From 1984 to 1987, Porsche built a 1.5-liter turbocharged V6, branded as the TAG-Porsche TTE P01, for the McLaren MP4/2 and MP4/3; if the naming seems odd to cover four years, it’s because McLaren raced the MP4/2B and MP4/2C in 1985 and 1986. The engine produced more than 1,000 horsepower in qualifying trim, and 750 hp in race spec. In its first three years on the grid, the engine powered McLaren to two Constructor’s Championships, and three Driver’s Championships for Niki Lauda and Alain Prost.
During that time, McLaren built a prototype Porsche 930 with that TAG engine, but kept it so far out of sight that people spoke of it as a rumor. The English carmaker finally proved the rumor true a few years ago when it put the prototype on display in the lobby of its Woking headquarters.
Enter Lanzante, which has a history with McLaren going back to at least 1995, when it prepped the Veno Clinic McLaren F1 GTR that won Le Mans that year. More recently, it built road-legal P1 GTRs called the P1 GT, and a one-off P1 Longtail. McLaren sold Lanzante the 11 engines for this run of monstrously overpowered Porsche coupes, and Lanzante showed off the first example at the recent Rennsport Reunion at Laguna Seca — news that somehow got lost in the general Porsche overdose and Moby Dick revival.

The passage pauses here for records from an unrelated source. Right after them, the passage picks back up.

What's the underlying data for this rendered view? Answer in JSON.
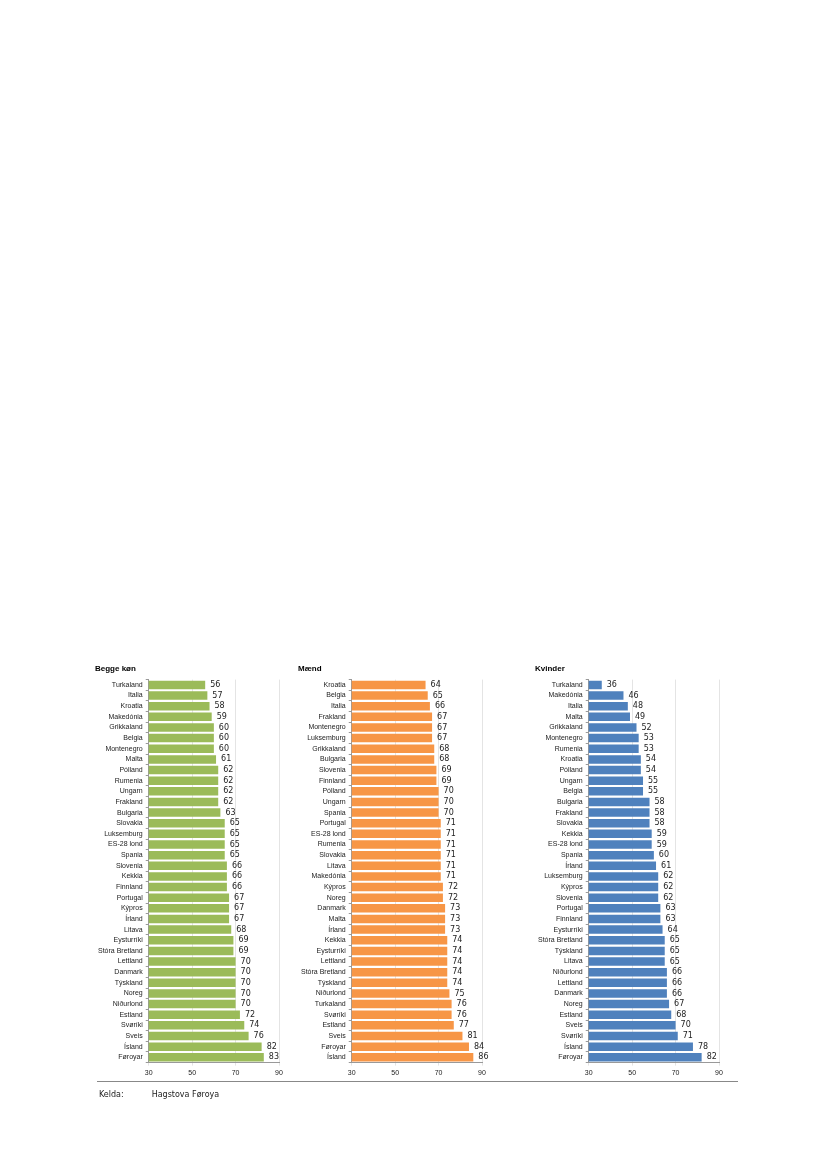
{
  "chart_data": [
    {
      "type": "bar",
      "orientation": "horizontal",
      "title": "Begge køn",
      "color": "#9bbb59",
      "grid": "x",
      "data_labels": true,
      "xlim": [
        30,
        90
      ],
      "xticks": [
        30,
        50,
        70,
        90
      ],
      "categories": [
        "Turkaland",
        "Italia",
        "Kroatia",
        "Makedónia",
        "Grikkaland",
        "Belgia",
        "Montenegro",
        "Malta",
        "Pólland",
        "Rumenia",
        "Ungarn",
        "Frakland",
        "Bulgaria",
        "Slovakia",
        "Luksemburg",
        "ES-28 lond",
        "Spania",
        "Slovenia",
        "Kekkia",
        "Finnland",
        "Portugal",
        "Kýpros",
        "Írland",
        "Litava",
        "Eysturríki",
        "Stóra Bretland",
        "Lettland",
        "Danmark",
        "Týskland",
        "Noreg",
        "Niðurlond",
        "Estland",
        "Svøríki",
        "Sveis",
        "Ísland",
        "Føroyar"
      ],
      "values": [
        56,
        57,
        58,
        59,
        60,
        60,
        60,
        61,
        62,
        62,
        62,
        62,
        63,
        65,
        65,
        65,
        65,
        66,
        66,
        66,
        67,
        67,
        67,
        68,
        69,
        69,
        70,
        70,
        70,
        70,
        70,
        72,
        74,
        76,
        82,
        83
      ],
      "annotations": [
        "Kelda:",
        "Hagstova Føroya"
      ]
    },
    {
      "type": "bar",
      "orientation": "horizontal",
      "title": "Mænd",
      "color": "#f79646",
      "grid": "x",
      "data_labels": true,
      "xlim": [
        30,
        90
      ],
      "xticks": [
        30,
        50,
        70,
        90
      ],
      "categories": [
        "Kroatia",
        "Belgia",
        "Italia",
        "Frakland",
        "Montenegro",
        "Luksemburg",
        "Grikkaland",
        "Bulgaria",
        "Slovenia",
        "Finnland",
        "Pólland",
        "Ungarn",
        "Spania",
        "Portugal",
        "ES-28 lond",
        "Rumenia",
        "Slovakia",
        "Litava",
        "Makedónia",
        "Kýpros",
        "Noreg",
        "Danmark",
        "Malta",
        "Írland",
        "Kekkia",
        "Eysturríki",
        "Lettland",
        "Stóra Bretland",
        "Týskland",
        "Niðurlond",
        "Turkaland",
        "Svøríki",
        "Estland",
        "Sveis",
        "Føroyar",
        "Ísland"
      ],
      "values": [
        64,
        65,
        66,
        67,
        67,
        67,
        68,
        68,
        69,
        69,
        70,
        70,
        70,
        71,
        71,
        71,
        71,
        71,
        71,
        72,
        72,
        73,
        73,
        73,
        74,
        74,
        74,
        74,
        74,
        75,
        76,
        76,
        77,
        81,
        84,
        86
      ]
    },
    {
      "type": "bar",
      "orientation": "horizontal",
      "title": "Kvinder",
      "color": "#4f81bd",
      "grid": "x",
      "data_labels": true,
      "xlim": [
        30,
        90
      ],
      "xticks": [
        30,
        50,
        70,
        90
      ],
      "categories": [
        "Turkaland",
        "Makedónia",
        "Italia",
        "Malta",
        "Grikkaland",
        "Montenegro",
        "Rumenia",
        "Kroatia",
        "Pólland",
        "Ungarn",
        "Belgia",
        "Bulgaria",
        "Frakland",
        "Slovakia",
        "Kekkia",
        "ES-28 lond",
        "Spania",
        "Írland",
        "Luksemburg",
        "Kýpros",
        "Slovenia",
        "Portugal",
        "Finnland",
        "Eysturríki",
        "Stóra Bretland",
        "Týskland",
        "Litava",
        "Niðurlond",
        "Lettland",
        "Danmark",
        "Noreg",
        "Estland",
        "Sveis",
        "Svøríki",
        "Ísland",
        "Føroyar"
      ],
      "values": [
        36,
        46,
        48,
        49,
        52,
        53,
        53,
        54,
        54,
        55,
        55,
        58,
        58,
        58,
        59,
        59,
        60,
        61,
        62,
        62,
        62,
        63,
        63,
        64,
        65,
        65,
        65,
        66,
        66,
        66,
        67,
        68,
        70,
        71,
        78,
        82
      ]
    }
  ]
}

Built just like the original McLaren-Porsche prototype, no one will think anything’s astray with the new version’s white bodywork and RUF wheels. The camouflage continues inside, where a pair of upholstered racing buckets might offer a small clue. The instrument panel gives things away, containing a tachometer branded “TAG Turbo” with a 9,000-rpm redline, and a water temperature gauge.
Cosworth is restoring the engines for the program, and each of the 11 examples gets a plaque in the engine bay listing its engine’s race history. In 1984, Niki Lauda won the British Grand Prix and Alain Prost won the Portuguese Grand Prix with the engine in Lanzante’s display car.
Lanzante hasn’t given away many particulars, like how much power the F1 engine will produce in final form, how much body modification will be involved to control the power, or whether the result will be road legal (we doubt it). Some detune is evident by looking at the boost pressure gauge, which only goes up to three bar; in F1 race trim, the engines reportedly ran more than five bar, before the FIA limited boost to four bar in 1987. Still, the 1984 930 maintained the car’s “Widowmaker” nickname making only 330 hp. No matter, this seems like the Porsche restomod to have, at any price.